Skip Glass is an expert on change. He’s been a marketing VP for Sybase, a senior VP at Netscape, CEO of a startup, and an angel investor – and that’s just part of his resume. We asked Glass, 47, now a venture partner at Canaan Partners, where he sees the next big change coming.
“I think there’s going to be a variety of mergers that will take place in the security area,” he says. “A lot of money has been spent, and I’m not sure that that wave isn’t beyond us. I think it makes sense for intrusion detection and firewall to really become integrated as products. We’ll see a whole lot more of that take place.”
The way Glass sees it, companies that are logging and aggregating raw data from events will want to join forces with companies that have the ability to query against that massive amount of information. Today’s competitive market, he says, isn’t satisfied with simply storing the aggregate information. Security services providers are going to have to be able to query that information for security breaches.
Glass also thinks that security testing will become less disruptive. “You’re going to see more behind-the-scenes response to do vulnerability assessment without disrupting the networks. Then I think we’ll see patch management and desktop management merge and we’ll see a big movement towards policy-based management.”

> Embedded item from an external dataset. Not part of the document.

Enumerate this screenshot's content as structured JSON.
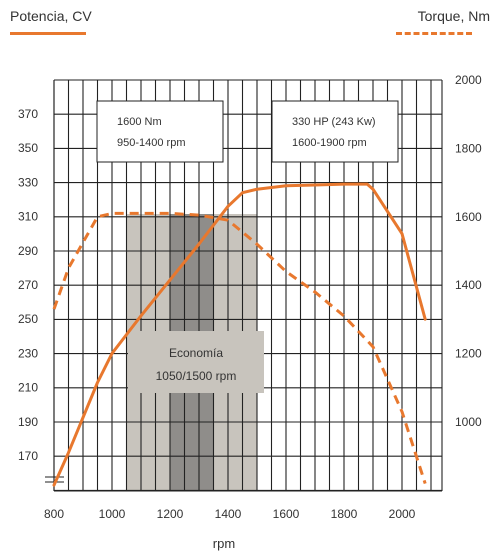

But consolidation won’t happen across the board. Some aspects of database management will remain de-centralized. “What I don’t think we’ll get is the emergence of an all-in-one coming together in one device,” he says. “There are reasons why there are specialized high-speed embedded databases. There are reasons why there are object relational databases.”
Glass believes that we’re at the beginning of a wave of open systems and that the database world is becoming an open model for open databases. He recently took a board seat and led Canaan’s investment in Groundworks, a provider of enterprise class support and enterprise class systems.

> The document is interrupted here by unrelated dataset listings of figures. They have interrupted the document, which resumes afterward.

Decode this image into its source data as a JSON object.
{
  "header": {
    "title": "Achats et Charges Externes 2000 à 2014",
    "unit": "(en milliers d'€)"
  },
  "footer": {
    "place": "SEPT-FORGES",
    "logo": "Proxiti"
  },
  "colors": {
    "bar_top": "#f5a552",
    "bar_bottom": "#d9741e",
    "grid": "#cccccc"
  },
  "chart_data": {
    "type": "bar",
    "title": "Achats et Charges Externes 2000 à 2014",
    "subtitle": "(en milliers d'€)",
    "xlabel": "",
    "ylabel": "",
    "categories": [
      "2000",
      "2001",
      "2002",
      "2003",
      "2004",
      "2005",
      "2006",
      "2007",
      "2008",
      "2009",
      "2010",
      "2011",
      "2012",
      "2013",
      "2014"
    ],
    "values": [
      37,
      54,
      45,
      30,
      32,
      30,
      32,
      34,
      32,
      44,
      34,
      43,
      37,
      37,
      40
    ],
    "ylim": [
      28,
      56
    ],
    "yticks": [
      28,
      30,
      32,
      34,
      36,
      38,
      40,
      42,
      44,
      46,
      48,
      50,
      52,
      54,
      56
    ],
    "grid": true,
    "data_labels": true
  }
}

Another sector Glass feels passionate about is business process outsourcing (BPO), the profitable yet politically perilous practice of sending processing jobs overseas. “There are whole portions of industries where it doesn’t make sense for people to be building and supporting their own proprietary system,” he says. He became familiar with the BPO space working with companies like Exigen, a Lightspeed investment. “There are plenty of models to look at, big companies that have been very successful in doing that.”
He doesn’t limit the BPO opportunity to India and China, however, and is quick to point out the similar savings can be found by sending processing work to parts of the United States with lower costs of living.
While Glass has praise for the rest of the Canaan team and plans to stay awhile, he doesn’t rule out another tour of duty behind the CEO desk. “At some point in the future I probably will [return as a CEO]. Maybe in another five years or maybe in another 10 years. I think it’s kind of fun to have a combination of the two.”